It’s the closest any golfer can get to donning Superman’s red cape, but reigning Masters champion Sergio Garcia admits he didn’t truly grasp the enormous power of the Green Jacket. It only dawned upon him during a worldwide tour with golf’s most famous piece of fabric in his luggage.

Garcia donned the revered blazer at the Greg Norman Medal dinner last night as part of the Australian PGA Championship’s festivities at RACV Royal Pines Resort on the Gold Coast, marking the end of his finest year that included three European Tour wins and marrying Angela Akins.

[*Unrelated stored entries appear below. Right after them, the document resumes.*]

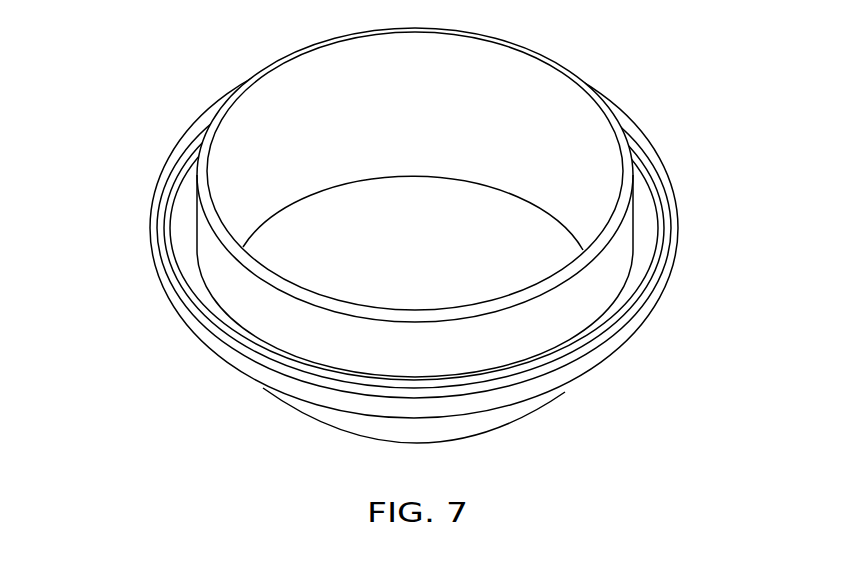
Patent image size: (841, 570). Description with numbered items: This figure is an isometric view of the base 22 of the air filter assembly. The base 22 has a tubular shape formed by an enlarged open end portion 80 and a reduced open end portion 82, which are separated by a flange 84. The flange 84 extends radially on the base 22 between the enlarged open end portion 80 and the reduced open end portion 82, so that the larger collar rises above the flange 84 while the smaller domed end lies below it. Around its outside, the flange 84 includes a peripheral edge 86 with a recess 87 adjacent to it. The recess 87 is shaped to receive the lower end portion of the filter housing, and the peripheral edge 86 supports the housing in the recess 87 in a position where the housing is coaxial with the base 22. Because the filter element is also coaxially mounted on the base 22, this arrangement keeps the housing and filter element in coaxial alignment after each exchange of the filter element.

The base 22 is at (399, 246).
The enlarged open end portion 80 is at (197, 203).
The reduced open end portion 82 is at (510, 417).
The flange 84 is at (643, 243).
The peripheral edge 86 is at (648, 140).
The recess 87 is at (163, 203).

Permitted by his bride to wear the green jacket for the wedding – “Green always goes with white” – Garcia has been feted across the globe over the past seven months, including some emotional trips home to Spain where he kicked off the La Liga El Clasico clash between Barcelona and Real Madrid and hosted the Andalucia Valderrama Masters.

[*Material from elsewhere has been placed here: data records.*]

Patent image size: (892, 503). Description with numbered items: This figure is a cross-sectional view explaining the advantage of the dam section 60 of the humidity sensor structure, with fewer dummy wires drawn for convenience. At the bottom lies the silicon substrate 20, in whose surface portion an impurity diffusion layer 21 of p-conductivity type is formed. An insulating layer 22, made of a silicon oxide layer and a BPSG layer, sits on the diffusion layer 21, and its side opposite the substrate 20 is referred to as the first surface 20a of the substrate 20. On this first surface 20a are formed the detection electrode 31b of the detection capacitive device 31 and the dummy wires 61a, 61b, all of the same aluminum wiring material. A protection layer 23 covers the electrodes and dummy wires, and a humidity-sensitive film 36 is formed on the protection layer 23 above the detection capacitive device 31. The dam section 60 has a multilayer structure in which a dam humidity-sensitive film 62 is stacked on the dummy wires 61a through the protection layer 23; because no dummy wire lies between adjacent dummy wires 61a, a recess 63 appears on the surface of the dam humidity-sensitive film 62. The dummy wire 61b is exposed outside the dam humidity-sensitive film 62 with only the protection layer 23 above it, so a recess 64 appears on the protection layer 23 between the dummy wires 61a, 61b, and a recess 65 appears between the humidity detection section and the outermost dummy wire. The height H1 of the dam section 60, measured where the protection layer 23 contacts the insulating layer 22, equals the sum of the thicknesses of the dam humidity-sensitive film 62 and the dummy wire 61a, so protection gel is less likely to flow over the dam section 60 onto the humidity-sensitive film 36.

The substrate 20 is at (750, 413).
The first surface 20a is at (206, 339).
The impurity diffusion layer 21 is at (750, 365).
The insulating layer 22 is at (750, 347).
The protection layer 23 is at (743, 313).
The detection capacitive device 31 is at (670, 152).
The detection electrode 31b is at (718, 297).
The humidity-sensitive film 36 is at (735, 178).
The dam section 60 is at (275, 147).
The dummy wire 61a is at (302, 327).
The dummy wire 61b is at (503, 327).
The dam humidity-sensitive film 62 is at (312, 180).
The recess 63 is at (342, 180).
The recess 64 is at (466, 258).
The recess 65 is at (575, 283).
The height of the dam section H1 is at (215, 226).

“It’s been a little bit overwhelming I would say. It also shows you the respect that you need to give to that green jacket,” said Garcia upon his return to Australian for the first time since the 2010 Australian Masters where he was T-28.

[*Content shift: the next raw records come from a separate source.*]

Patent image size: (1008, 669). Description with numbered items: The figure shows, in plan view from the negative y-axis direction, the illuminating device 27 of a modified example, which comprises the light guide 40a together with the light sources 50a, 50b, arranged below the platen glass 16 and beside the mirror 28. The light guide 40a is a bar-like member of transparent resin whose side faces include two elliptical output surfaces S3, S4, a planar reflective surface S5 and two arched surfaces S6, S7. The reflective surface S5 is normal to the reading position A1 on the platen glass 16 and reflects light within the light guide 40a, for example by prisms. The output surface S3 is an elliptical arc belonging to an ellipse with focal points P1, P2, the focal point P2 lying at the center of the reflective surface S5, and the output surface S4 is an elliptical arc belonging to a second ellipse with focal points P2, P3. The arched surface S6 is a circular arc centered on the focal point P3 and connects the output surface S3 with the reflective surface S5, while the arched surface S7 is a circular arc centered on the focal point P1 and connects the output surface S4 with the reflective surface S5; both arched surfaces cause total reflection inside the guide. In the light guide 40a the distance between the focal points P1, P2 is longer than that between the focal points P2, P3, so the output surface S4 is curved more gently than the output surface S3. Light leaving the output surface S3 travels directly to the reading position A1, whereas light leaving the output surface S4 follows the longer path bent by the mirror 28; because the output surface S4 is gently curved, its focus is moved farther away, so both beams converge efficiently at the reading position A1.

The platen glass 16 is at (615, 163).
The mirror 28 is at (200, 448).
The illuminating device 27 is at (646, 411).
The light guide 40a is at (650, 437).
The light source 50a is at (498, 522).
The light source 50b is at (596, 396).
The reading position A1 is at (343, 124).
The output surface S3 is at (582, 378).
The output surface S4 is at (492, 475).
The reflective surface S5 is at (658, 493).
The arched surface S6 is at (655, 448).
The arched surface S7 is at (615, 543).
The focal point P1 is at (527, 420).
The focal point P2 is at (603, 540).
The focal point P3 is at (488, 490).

“I thought I knew how big the Masters was and the green jacket and how much it meant. But then once you win it and start travelling with it and see the reaction from not only the people but the players and everything, you realise how massive it is and how much of an icon the green jacket is.”

While he refused to divulge his menu for the Champions Dinner at Augusta National next April – “I know ‘Scotty’ (Adam Scott) is looking forward to it because we talked about it” – he did say the reverence he has for the green jacket has grown whilst in his possession.

“Once you become a Masters champion, there’s a lot of things that you have to be careful. You have to take care of it and you just can’t do freely, you have to know that a lot of eyes are on you even more than before and you want to show what’s best not only for yourself but for the game.

“If I don’t say this probably my wife would kill me, obviously one of the very important moments where I wore the green jacket was at my wedding. But yeah, you have to be respectful for it and you can’t just wear it to go for dinner anytime you want.

“I like to use it when it’s really important and when it’s worth it, and when it’s not. I like to give it a rest and make sure that it’s fine.”

Garcia and his wife Angela flew into Australia late on Monday after playing in the UBS Hong Kong Open last weekend, one third of the way through something of a ‘babymoon’ that will include a short holiday in New Zealand next week.

The pair is expecting a little girl due in March, but the 37-year-old is adamant impending fatherhood or the pressure of following up his Masters triumph won’t deter him from seeking even loftier goals in future.

“Fortunately or unfortunately for me, that expectation and that kind of outside pressure has always been there,” said Garcia, who has won 32 professional tournaments in his career to date.

“So the way I look at it is, I’m extremely honoured to call myself the Masters champion and to try to help the game of golf, not only in Spain but all over the world.

“I think at the end of the day what matters is what I expect from myself. If someone comes to me and says, ‘Next year you should win six times and one or two Majors’, I know what I want to do and know where my expectations are and what I need to improve on.

“I’m still fairly young, so I can still achieve many, many things.”